Sunday, January 20, 2008

Sejarah Batik Gagrak Surakarta

Motif/corak bathik gagrak Surakarta tercipta karena ada maksud dan pesan yang filosofis serta makna ajaran atau tuntunan dan juga menjadi ciri dari golongan strata masyarakat yang menggunakannya.

Corak Bathik gagrak Surakarta pada umumnya berbeda dengan corak daerah lain, baik dari segi gambar, ornamen maupun warnanya yang relatif gelap. Bathik gagrak Surakarta berkaitan dengan Makna, Motif dan Masa Berkembangnya. Setiap motif & warna bathik Surakarta mengandung pesan filisofi, ajaran dan kedudukan (strata sosial) bagi penggunanya.

Batik gagrak sangat erat kaitannya dengan perjanjian Giyanti yang diadakan didesa Giyanti pada tahun 1755 masehi. Dalam perundingan tersebut menghasilkan kesepakatan, bahwa wilayah Mataram dibagi menjadi dua.
  • Sebagian menjadi wilayah Mataram Surakarta Hadiningrat dibawah kepemimpinan Sampeyandalem Ingkang Sinuhun Kangjeng Susuhunan Senopati Ing Ngalaga Abdurrahman Sayidin Panatagama Pakoe Boewono Kaping III (PB.III).
  • Sebagian lagi menjadi wilayah Mataram Ngayogjakarta Hadiningrat yang dipimpin oleh Ngarsadalem Ingkang Sinuhun Kangjeng Sultan Hamengku Boewono Senopati Ing Ngalaga Kalifatullah Abdurrahman Sayidin Panatagama (KP. Mangkubumi yang juga paman dari PB III).
Dari perpecahan wilayah tersebut, kemudian berkelanjutan pada pembagiaan harta kerajaan yang berupa pusaka, gamelan, kereta tunggangan dan tandu/joli/kremun dibagi menjadi 2 bagian namun busana keraton Mataram seutuhnya diboyong oleh KP. Mangkubumi ke Jogyakarta. Mengingat sebelum perpecahan dan PB.III belum menjadi Raja, PB. II (ayah dari PB.III) pernah mewasiatkan kepada PB. III. “mbesok manawa pamanmu Mangkubumi hangersakake ageman, paringno” artinya 'apabila kelak pamanmu Mangkubumi menghendaki busana, berikan saja'.

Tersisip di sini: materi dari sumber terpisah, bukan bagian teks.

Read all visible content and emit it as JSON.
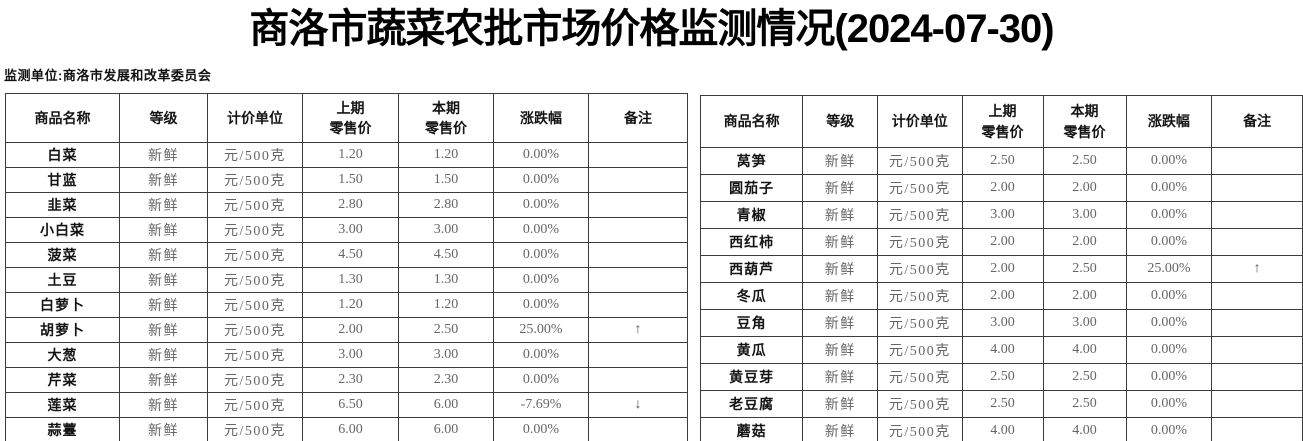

Sejak perpecahan itulah keraton Mataram Surakarta tidak mempunyai corak busana khas keraton, hingga kemudian Pakoe Boewono III (penguasa saat itu) memerintahkan pada jajarannya untuk membuat corak busana. Corak bathik gagrak Surakarta berkembang sangat pesat, namun justru pada akhirnya berdampak; menurunnya kandungan nilai budaya bathik serta tatanan dalam penggunaan kain bathik menjadi kabur, yang antara lain : kain bathik yang di peruntukkan Bangsawan dan Kawula menjadi tidak jelas.

Oleh karena itu kemudian Pakoe Boewono III mengeluarkan suatu kebijakan tentang tata tertib penggunaan kain bathik, guna menyadarkan masyarakatnya akan kandungan nilai budaya corak bathik: “Ana dene kang arupa jejarit kang kalebu laranganningsun, bathik sawat, bathik parang lan bathik cemukiran kang calacap modang, bangun tulak, lenga teleng lan tumpal, apa dene bathik cemukiran kang calacap lung – lungan, kang sun wenangake anganggoa pepatihingsun lan sentananingsun dene kawulaningsun padha wedia”.


Yang artinya: “Ada beberapa jenis kain bathik yang menjadi larangan saya, bathik lar, bathik parang dan bathik cemukiran yang berujung seperti paruh burung podang, bangun tulak lenga teleng serta berwujud tumpal dan juga bathik cemukiran yang berbentuk ujung lung (daun tumbuhan yang menjalar di tanah), yang saya ijinkan memakai adalah Patih dan para Kerabat saya. Sedangkan para kawula tidak di perkenankan”.

Dari kebijakan inilah Bathik gagrak Surakarta mulai jadi tatanan berbusana di dalam kehidupan masyarakat jawa, (khususnya dibumi Mataram Surakarta Hadiningrat atau yang sekarang dikenal dengan sebutan kota Surakarta/Solo).